Because the reason such "complicated storage devices" are complicated, is because they can be arbitrarily layered. Your "simple" example was the case of ext4 directly on local disk. Fine, but there's nothing preventing that ext4 from being on LVM, on md/RAID-0, on md/RAID-1, on network iSCSI, the sort of case mentioned in the article. Each layer eats up additional stack space, and it's the very flexibility to be able to stack block devices (and the kernel stack space they make use of) like that which makes them so useful in the first place. The ext4 doesn't particularly care whether it's directly on disk, or on LVM, or on md/RAID, or what, and that flexibility is taken to be a GOOD thing, one which a LOT of folks would object to disappearing.

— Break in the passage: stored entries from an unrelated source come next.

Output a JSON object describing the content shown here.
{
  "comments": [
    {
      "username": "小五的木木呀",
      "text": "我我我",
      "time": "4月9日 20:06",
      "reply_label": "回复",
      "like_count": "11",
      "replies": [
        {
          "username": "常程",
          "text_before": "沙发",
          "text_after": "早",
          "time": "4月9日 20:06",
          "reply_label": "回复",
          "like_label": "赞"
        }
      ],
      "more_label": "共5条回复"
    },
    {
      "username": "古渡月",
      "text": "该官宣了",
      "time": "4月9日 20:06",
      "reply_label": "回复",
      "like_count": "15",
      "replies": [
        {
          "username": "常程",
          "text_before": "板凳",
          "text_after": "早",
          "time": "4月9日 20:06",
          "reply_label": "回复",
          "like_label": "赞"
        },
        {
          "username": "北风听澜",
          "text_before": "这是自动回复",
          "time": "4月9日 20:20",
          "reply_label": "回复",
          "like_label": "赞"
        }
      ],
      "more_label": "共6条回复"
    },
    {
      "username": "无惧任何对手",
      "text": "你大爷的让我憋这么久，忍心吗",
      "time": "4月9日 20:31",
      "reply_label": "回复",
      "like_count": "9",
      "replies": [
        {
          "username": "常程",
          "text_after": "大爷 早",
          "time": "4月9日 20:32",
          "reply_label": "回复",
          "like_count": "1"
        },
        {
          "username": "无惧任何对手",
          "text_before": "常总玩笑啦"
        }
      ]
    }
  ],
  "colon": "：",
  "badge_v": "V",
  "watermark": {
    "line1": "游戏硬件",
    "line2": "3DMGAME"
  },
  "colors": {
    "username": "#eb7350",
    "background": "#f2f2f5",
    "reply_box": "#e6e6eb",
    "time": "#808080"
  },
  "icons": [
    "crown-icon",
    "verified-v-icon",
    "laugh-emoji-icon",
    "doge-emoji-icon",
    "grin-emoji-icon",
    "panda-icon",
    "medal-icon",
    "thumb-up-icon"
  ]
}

OTOH, some of the new generation of filesystem solutions, such as btrfs, have "layering violations" in that they know about and account for, at least to some degree, what they're actually on, and optionally include layers such as RAID directly in the filesystem itself. But these are still very new, btrfs is still labeled experimental, and not ready for production use as yet.
Really, getting the reclaim into its own stack space would seem to be the only reasonably permanent solution, because that's the only way out of the current situation with an arbitrary amount of stack space both already used before the reclaim is called, and needed to guarantee that the call will succeed. Anything else is only a temporary solution, not addressing the real problem, that there's an arbitrarily variable amount of stack both allocated before the call and needed after it, to complete it. Anything else is only addressing individual special-cases, while ignoring the root of the problem.